Many municipalities struggle with the same economic development challenges, especially if they are located in a similar geographic area. Although it offers many benefits, regional economic cooperation is not always easy to start or sell to stakeholders. So what is the best way to get the ball rolling? First let's take a brief look at some of the benefits and challenges.

First of all, regional economic cooperation offers the following major economic benefits:

  • As a whole, there is more to sell - When municipalities work cooperatively, each one brings its own assets and strengths to the table. As such, the whole package offered to outsiders is larger, more varied, and increasingly attractive than would be the package offered by a single municipality working alone. It is also believed that businesses and consumers consider the region first before an actual municipality when making location or investment decisions - another reason to sell the region as a whole.
  • Sharing resources - By pooling resources (financial, human, etc.), cooperating municipalities can expand their economic development initiatives. The previously limited resources of the municipality when acting alone are now increased, allowing them to pursue larger and higher impact initiatives, and in markets not previously accessible.
  • Economies of scale - In many situations, it is not efficient for each municipality in a given region to deliver all of its own economic development services (leading to unnecessary duplication of efforts). By cooperating regionally, more can be done with the existing inputs.
  • Networking potential - By working through an expanded network, you will become much more aware of opportunities, learn from other people's experiences, better understand the varying interests in your region, and allow you to better align your efforts with those of other municipalities.

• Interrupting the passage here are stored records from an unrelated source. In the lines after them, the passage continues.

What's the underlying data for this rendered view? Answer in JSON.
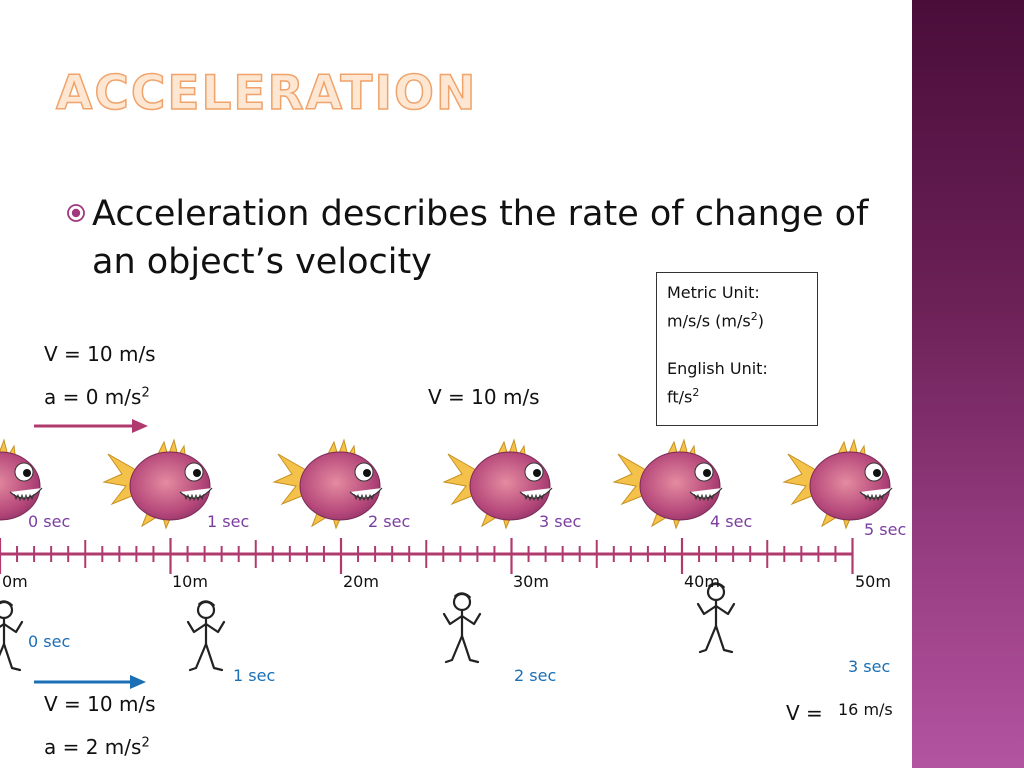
{
  "slide": {
    "title": "ACCELERATION",
    "bullet": "Acceleration describes the rate of change of an object’s velocity"
  },
  "unit_box": {
    "metric_label": "Metric Unit:",
    "metric_value": "m/s/s (m/s",
    "metric_sup": "2",
    "metric_close": ")",
    "english_label": "English Unit:",
    "english_value": "ft/s",
    "english_sup": "2"
  },
  "fish_section": {
    "velocity_left": "V = 10 m/s",
    "accel_left": "a = 0 m/s",
    "accel_sup": "2",
    "velocity_mid": "V = 10 m/s",
    "time_labels": [
      "0 sec",
      "1 sec",
      "2 sec",
      "3 sec",
      "4 sec",
      "5 sec"
    ]
  },
  "ruler": {
    "distance_labels": [
      "0m",
      "10m",
      "20m",
      "30m",
      "40m",
      "50m"
    ]
  },
  "person_section": {
    "time_labels": [
      "0 sec",
      "1 sec",
      "2 sec",
      "3 sec"
    ],
    "velocity": "V = 10 m/s",
    "accel": "a = 2 m/s",
    "accel_sup": "2",
    "final_v_label": "V =",
    "final_v_value": "16 m/s"
  },
  "colors": {
    "sidebar": "#6c2157",
    "title_fill": "#fde6d2",
    "title_stroke": "#f0a36a",
    "ruler": "#b03a6e",
    "fish_arrow": "#b03a6e",
    "person_arrow": "#1a6fb5",
    "fish_time_text": "#7a3ea0",
    "person_time_text": "#1a6fb5"
  },
  "icons": {
    "bullet": "circle-bullet-icon",
    "fish": "fish-icon",
    "person": "stick-figure-icon"
  }
}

However, regional economic cooperation does also have some challenges. These include:

  • Politics - Political (and sometimes organizational) leadership structures often impede cooperation. By defining an undeniable mutual benefit from cooperation, politics can be overcome.
  • A culture of independence and self-sufficiency - Many organizations feel that they can do things best on their own of that help from others is not required; however, by working together greater results can be achieved by all parties.
  • Resistance to change/fear of failure - In order to combat the resistance to working with former competing regional partners, it is important to define a clear and compelling benefits-based call to action in order to win them over.
  • Focusing on the wrong things - The focus of the cooperation should be on bettering the region as a whole, not on narrow or limiting goals such as developing real estate or supporting businesses. It is also important that it be recognized that prosperity for the region is less likely to be achieved through traditional economic development approaches and that innovative, outside-the-box thinking is required.

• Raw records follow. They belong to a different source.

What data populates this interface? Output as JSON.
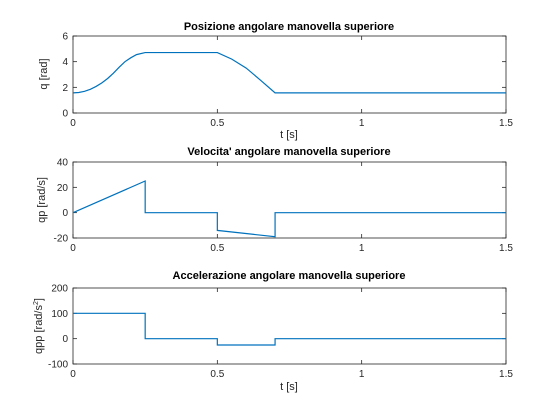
{
  "chart_data": [
    {
      "type": "line",
      "title": "Posizione angolare manovella superiore",
      "xlabel": "t [s]",
      "ylabel": "q [rad]",
      "xlim": [
        0,
        1.5
      ],
      "ylim": [
        0,
        6
      ],
      "xticks": [
        0,
        0.5,
        1,
        1.5
      ],
      "xtick_labels": [
        "0",
        "0.5",
        "1",
        "1.5"
      ],
      "yticks": [
        0,
        2,
        4,
        6
      ],
      "ytick_labels": [
        "0",
        "2",
        "4",
        "6"
      ],
      "grid": false,
      "color": "#0072bd",
      "series": [
        {
          "x": [
            0,
            0.02,
            0.04,
            0.06,
            0.08,
            0.1,
            0.12,
            0.14,
            0.16,
            0.18,
            0.2,
            0.22,
            0.25,
            0.5,
            0.55,
            0.6,
            0.65,
            0.7,
            1.5
          ],
          "y": [
            1.57,
            1.6,
            1.69,
            1.85,
            2.07,
            2.35,
            2.69,
            3.1,
            3.57,
            4.0,
            4.3,
            4.55,
            4.71,
            4.71,
            4.2,
            3.5,
            2.55,
            1.57,
            1.57
          ]
        }
      ]
    },
    {
      "type": "line",
      "title": "Velocita' angolare manovella superiore",
      "xlabel": "",
      "ylabel": "qp [rad/s]",
      "xlim": [
        0,
        1.5
      ],
      "ylim": [
        -20,
        40
      ],
      "xticks": [
        0,
        0.5,
        1,
        1.5
      ],
      "xtick_labels": [
        "0",
        "0.5",
        "1",
        "1.5"
      ],
      "yticks": [
        -20,
        0,
        20,
        40
      ],
      "ytick_labels": [
        "-20",
        "0",
        "20",
        "40"
      ],
      "grid": false,
      "color": "#0072bd",
      "series": [
        {
          "x": [
            0,
            0.25,
            0.25,
            0.5,
            0.5,
            0.7,
            0.7,
            1.5
          ],
          "y": [
            0,
            25,
            0,
            0,
            -14,
            -19,
            0,
            0
          ]
        }
      ]
    },
    {
      "type": "line",
      "title": "Accelerazione angolare manovella superiore",
      "xlabel": "t [s]",
      "ylabel_main": "qpp [rad/s",
      "ylabel_sup": "2",
      "ylabel_end": "]",
      "xlim": [
        0,
        1.5
      ],
      "ylim": [
        -100,
        200
      ],
      "xticks": [
        0,
        0.5,
        1,
        1.5
      ],
      "xtick_labels": [
        "0",
        "0.5",
        "1",
        "1.5"
      ],
      "yticks": [
        -100,
        0,
        100,
        200
      ],
      "ytick_labels": [
        "-100",
        "0",
        "100",
        "200"
      ],
      "grid": false,
      "color": "#0072bd",
      "series": [
        {
          "x": [
            0,
            0.25,
            0.25,
            0.5,
            0.5,
            0.7,
            0.7,
            1.5
          ],
          "y": [
            100,
            100,
            0,
            0,
            -25,
            -25,
            0,
            0
          ]
        }
      ]
    }
  ]
}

So, where does one start when considering regional economic cooperation? Here are some tips to get you on your way:

  • Start small - Often the trust does not exist within a region to start with a large project such as a regional strategic plan. Start with a project that has broad support, and use that project to open the lines of communication and to build trust.
  • Define your region - This is the tough part, and there is no singular right answer. In order for regional cooperation to be effective however, it is essential that the involved municipalities are faced with similar challenges and opportunities. In addition, the defined region must be geographically reasonable, and the local leaders must be willing.
  • Set-up the framework - Identify a high-profile champion to lead. Make the decision-making process and expectations clear to all from the start.
  • Ensure effective leadership - The leadership should have vision and influence. In addition, they should be able to facilitate meetings, promote and lead discussions, mediate and mitigate conflicts, create a neutral playing field, organize ideas, keep participants informed and engaged, keep the discussion relevant, and push the collective effort towards resolution.
  • Communicate the process widely - From the beginning, ensure the process is transparent and communicated to both stakeholders and the public. Involve everyone early and often, ensure updates are communicated regularly.

Ultimately, the key to regional economic cooperation is to start talking - with colleagues, counterparts in other municipalities, and key stakeholders. Build the excitement and the support for cooperation. And once momentum is created, ensure it is maintained. Make regional economic cooperation a priority long-term initiative - and stick to it.